In den ersten 5 Kapiteln der Tora lernen wir ueber das Erschaffenwerden der Welt und die ersten zehn Generationen der Menschheit, von Adam bis Noach (Noa). Es gibt viele unterschiedliche Bedeutungen und Auslegungen, es gibt aber auch eine Antwort auf die entscheidende Frage, die die Menschheit seit Generationen beschaeftigt. Wenn doch alles so schoen und so gut war, woher und wie entstand dann das Boese? 
In jedem Abschnitt der Erschaffung steht ein optimistisch stimmender Satz am Ende eines jeden Tages : "Und G-tt sah, es war gut."
Am 2. Tag (Yom Sheni) ist die Erschaffung des Wassers (Meere) nicht abgeschlossen, daher steht es dort nicht. Dafuer gibt es einen Ausgleich am Yom Shlishi, (3. Tag), das Thema Wasser ist vollendet und gleichzeitig wird ueber die Pflanzenwelt gesagt, dass "es gut war".Dort steht gleich zweimal "ci tov" (dass es gut war...)
Am Yom Shishi (6. Tag) endet die Erschaffung der Welt dann schliesslich sogar mit dem Resumme: "Und G-tt sah alles was ER erschaffen hat, und siehe: es war sehr gut."
Und wieder stellt sich die Frage: Wenn doch alles so gut, oder sogar sehr gut war, woher kam das Boese, der Hunger, die Kriege, die Grausamkeiten, Blutvergiessen und Tod? Wann wurde all das "geschaffen"?
Die Antwort ist: Genau in den ersten 5 Kapiteln des 1. Buches Mose, Genesis. 
Am letzten Tag wird der Mensch geschaffen und alles ist dazu da, ihm zu diensten zu sein, als Krone der Schoepfung. 
Was ist seine Einzigartigkeit? Was macht ihn zur Krone der Schoepfung? 
Er besitzt etwas, was niemand vorher besass, kein Stein, keine Wiese, keine Pflanze, und kein Tier.

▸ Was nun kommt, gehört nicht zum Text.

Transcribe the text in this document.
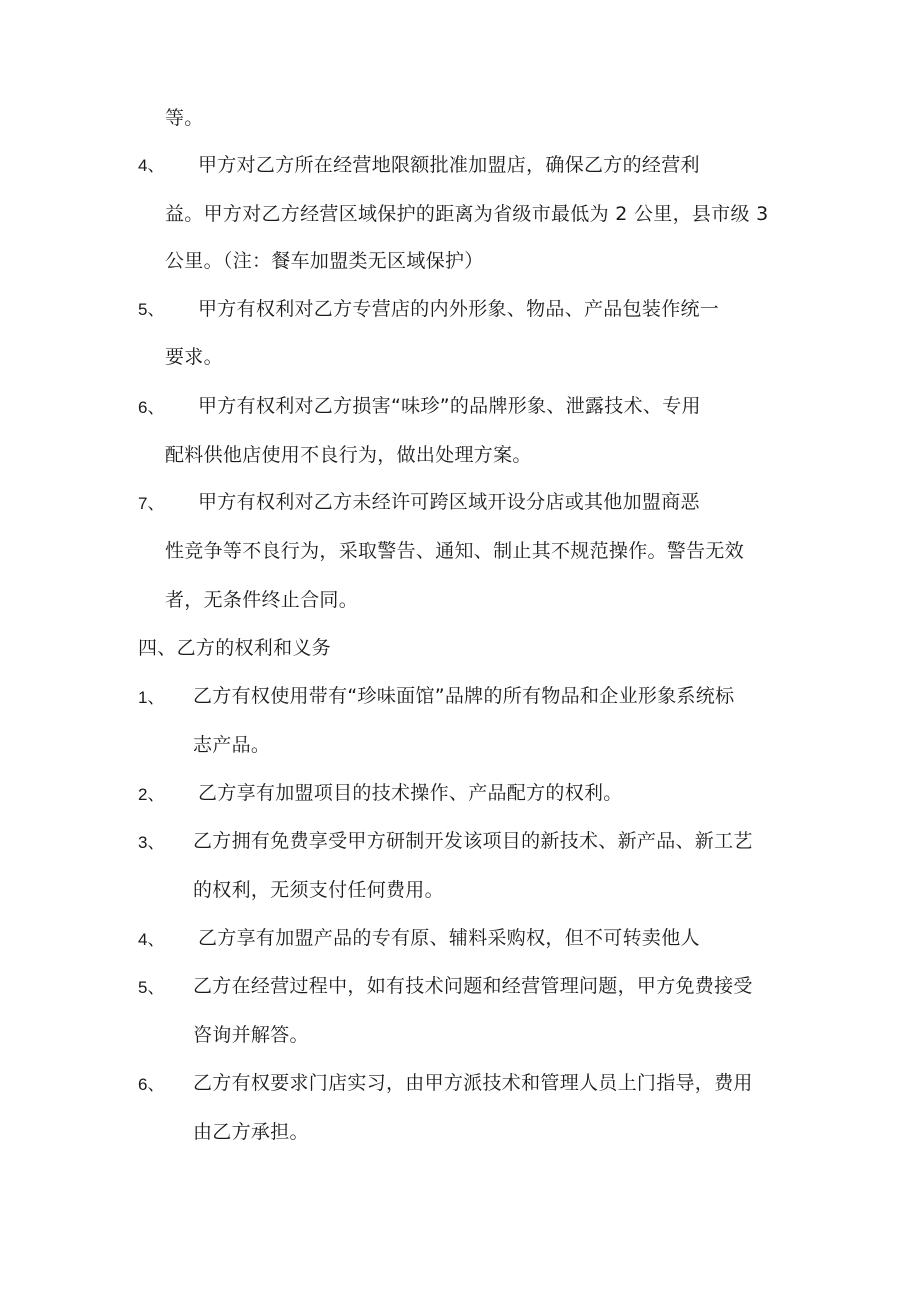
等。
4、 甲方对乙方所在经营地限额批准加盟店，确保乙方的经营利
益。甲方对乙方经营区域保护的距离为省级市最低为 2 公里，县市级 3
公里。（注：餐车加盟类无区域保护）
5、 甲方有权利对乙方专营店的内外形象、物品、产品包装作统一
要求。
6、 甲方有权利对乙方损害“味珍”的品牌形象、泄露技术、专用
配料供他店使用不良行为，做出处理方案。
7、 甲方有权利对乙方未经许可跨区域开设分店或其他加盟商恶
性竞争等不良行为，采取警告、通知、制止其不规范操作。警告无效
者，无条件终止合同。
四、乙方的权利和义务
1、 乙方有权使用带有“珍味面馆”品牌的所有物品和企业形象系统标
志产品。
2、 乙方享有加盟项目的技术操作、产品配方的权利。
3、 乙方拥有免费享受甲方研制开发该项目的新技术、新产品、新工艺
的权利，无须支付任何费用。
4、 乙方享有加盟产品的专有原、辅料采购权，但不可转卖他人
5、 乙方在经营过程中，如有技术问题和经营管理问题，甲方免费接受
咨询并解答。
6、 乙方有权要求门店实习，由甲方派技术和管理人员上门指导，费用
由乙方承担。
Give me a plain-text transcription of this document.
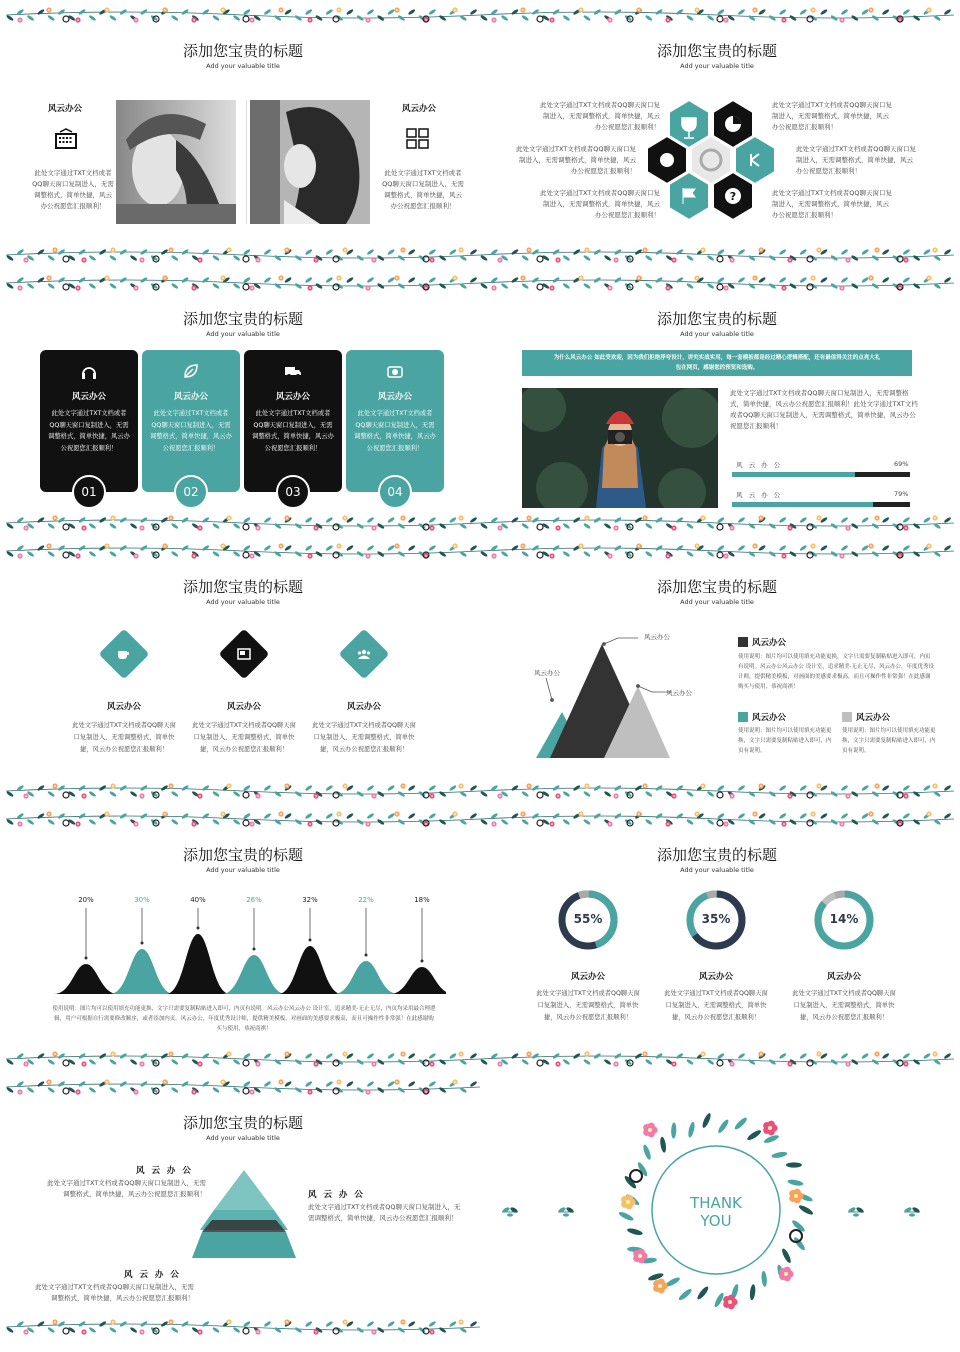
添加您宝贵的标题
Add your valuable title
风云办公
此处文字通过TXT文档或者QQ聊天窗口复制进入，无需调整格式，简单快捷，风云办公祝愿您汇报顺利！
风云办公
此处文字通过TXT文档或者QQ聊天窗口复制进入，无需调整格式，简单快捷，风云办公祝愿您汇报顺利！
添加您宝贵的标题
Add your valuable title
此处文字通过TXT文档或者QQ聊天窗口复制进入，无需调整格式，简单快捷，风云办公祝愿您汇报顺利！
此处文字通过TXT文档或者QQ聊天窗口复制进入，无需调整格式，简单快捷，风云办公祝愿您汇报顺利！
此处文字通过TXT文档或者QQ聊天窗口复制进入，无需调整格式，简单快捷，风云办公祝愿您汇报顺利！
此处文字通过TXT文档或者QQ聊天窗口复制进入，无需调整格式，简单快捷，风云办公祝愿您汇报顺利！
此处文字通过TXT文档或者QQ聊天窗口复制进入，无需调整格式，简单快捷，风云办公祝愿您汇报顺利！
此处文字通过TXT文档或者QQ聊天窗口复制进入，无需调整格式，简单快捷，风云办公祝愿您汇报顺利！
?
添加您宝贵的标题
Add your valuable title
风云办公
此处文字通过TXT文档或者QQ聊天窗口复制进入，无需调整格式，简单快捷，风云办公祝愿您汇报顺利！
01
风云办公
此处文字通过TXT文档或者QQ聊天窗口复制进入，无需调整格式，简单快捷，风云办公祝愿您汇报顺利！
02
风云办公
此处文字通过TXT文档或者QQ聊天窗口复制进入，无需调整格式，简单快捷，风云办公祝愿您汇报顺利！
03
风云办公
此处文字通过TXT文档或者QQ聊天窗口复制进入，无需调整格式，简单快捷，风云办公祝愿您汇报顺利！
04
添加您宝贵的标题
Add your valuable title
为什么风云办公 如此受欢迎，因为我们拒绝浮夸设计，讲究实战实用，每一套模板都是经过精心逻辑搭配，还有最值得关注的点亮大礼包在网页，感谢您的预览和选购。
此处文字通过TXT文档或者QQ聊天窗口复制进入，无需调整格式，简单快捷，风云办公祝愿您汇报顺利！此处文字通过TXT文档或者QQ聊天窗口复制进入，无需调整格式，简单快捷，风云办公祝愿您汇报顺利！
风 云 办 公	69%
风 云 办 公	79%
添加您宝贵的标题
Add your valuable title
风云办公
此处文字通过TXT文档或者QQ聊天窗口复制进入，无需调整格式，简单快捷，风云办公祝愿您汇报顺利！
风云办公
此处文字通过TXT文档或者QQ聊天窗口复制进入，无需调整格式，简单快捷，风云办公祝愿您汇报顺利！
风云办公
此处文字通过TXT文档或者QQ聊天窗口复制进入，无需调整格式，简单快捷，风云办公祝愿您汇报顺利！
添加您宝贵的标题
Add your valuable title
风云办公
风云办公
风云办公
风云办公
使用说明：图片均可以使用填充功能更换，文字只需要复制粘贴进入即可，内页有说明。风云办公风云办公 设计室，追求精美·无止无尽，风云办公，年度优秀设计师，提供精美模板，对画面的美感要求极高，而且可操作性非常强！在此感谢购买与使用，恭祝商祺！
风云办公
使用说明：图片均可以使用填充功能更换，文字只需要复制粘贴进入即可，内页有说明。
风云办公
使用说明：图片均可以使用填充功能更换，文字只需要复制粘贴进入即可，内页有说明。
添加您宝贵的标题
Add your valuable title
20%	30%	40%	26%	32%	22%	18%
使用说明：图片均可以使用填充功能更换，文字只需要复制粘贴进入即可，内页有说明。风云办公风云办公 设计室，追求精美·无止无尽，内页均采用最合理逻辑，用户可根据自行需要修改顺序，或者添加内页。风云办公，年度优秀设计师，提供精美模板，对画面的美感要求极高，而且可操作性非常强！在此感谢购买与使用，恭祝商祺！
添加您宝贵的标题
Add your valuable title
55%
风云办公
此处文字通过TXT文档或者QQ聊天窗口复制进入，无需调整格式，简单快捷，风云办公祝愿您汇报顺利！
35%
风云办公
此处文字通过TXT文档或者QQ聊天窗口复制进入，无需调整格式，简单快捷，风云办公祝愿您汇报顺利！
14%
风云办公
此处文字通过TXT文档或者QQ聊天窗口复制进入，无需调整格式，简单快捷，风云办公祝愿您汇报顺利！
添加您宝贵的标题
Add your valuable title
风 云 办 公
此处文字通过TXT文档或者QQ聊天窗口复制进入，无需调整格式，简单快捷，风云办公祝愿您汇报顺利！	风 云 办 公
此处文字通过TXT文档或者QQ聊天窗口复制进入，无需调整格式，简单快捷，风云办公祝愿您汇报顺利！
风 云 办 公
此处文字通过TXT文档或者QQ聊天窗口复制进入，无需调整格式，简单快捷，风云办公祝愿您汇报顺利！
THANK
YOU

Er besitzt die Moeglichkeit der WAHL! Der Mensch kann waehlen was er tut. "Du sollst das Leben waehlen, damit du leben kannst, du und dein Same.." Exklusiv fuer den Menschen ist die Gabe der freien Wahl reserviert. 
Ueber den Pasuk: ".... lass uns einen Menschen machen in unserem Abbild, nach unserem Gleichnis.." sagt der Ramba´n, dass G-tt sich mit diesem Satz an die Erde wendet, die eines der vier Grundelemente ist. Er sagt zur Erde: "Komm, lass uns gemeinsam einen Menschen kreieren, du gibst das Material, den Koerper, und ich fuege eine Seele hinzu. und daher wurde der Mensch "im Abbild" erschaffen (dies ist die physische Seite) und "nach (G-ttes) Gleichnis", dies ist der geistige Anteil. 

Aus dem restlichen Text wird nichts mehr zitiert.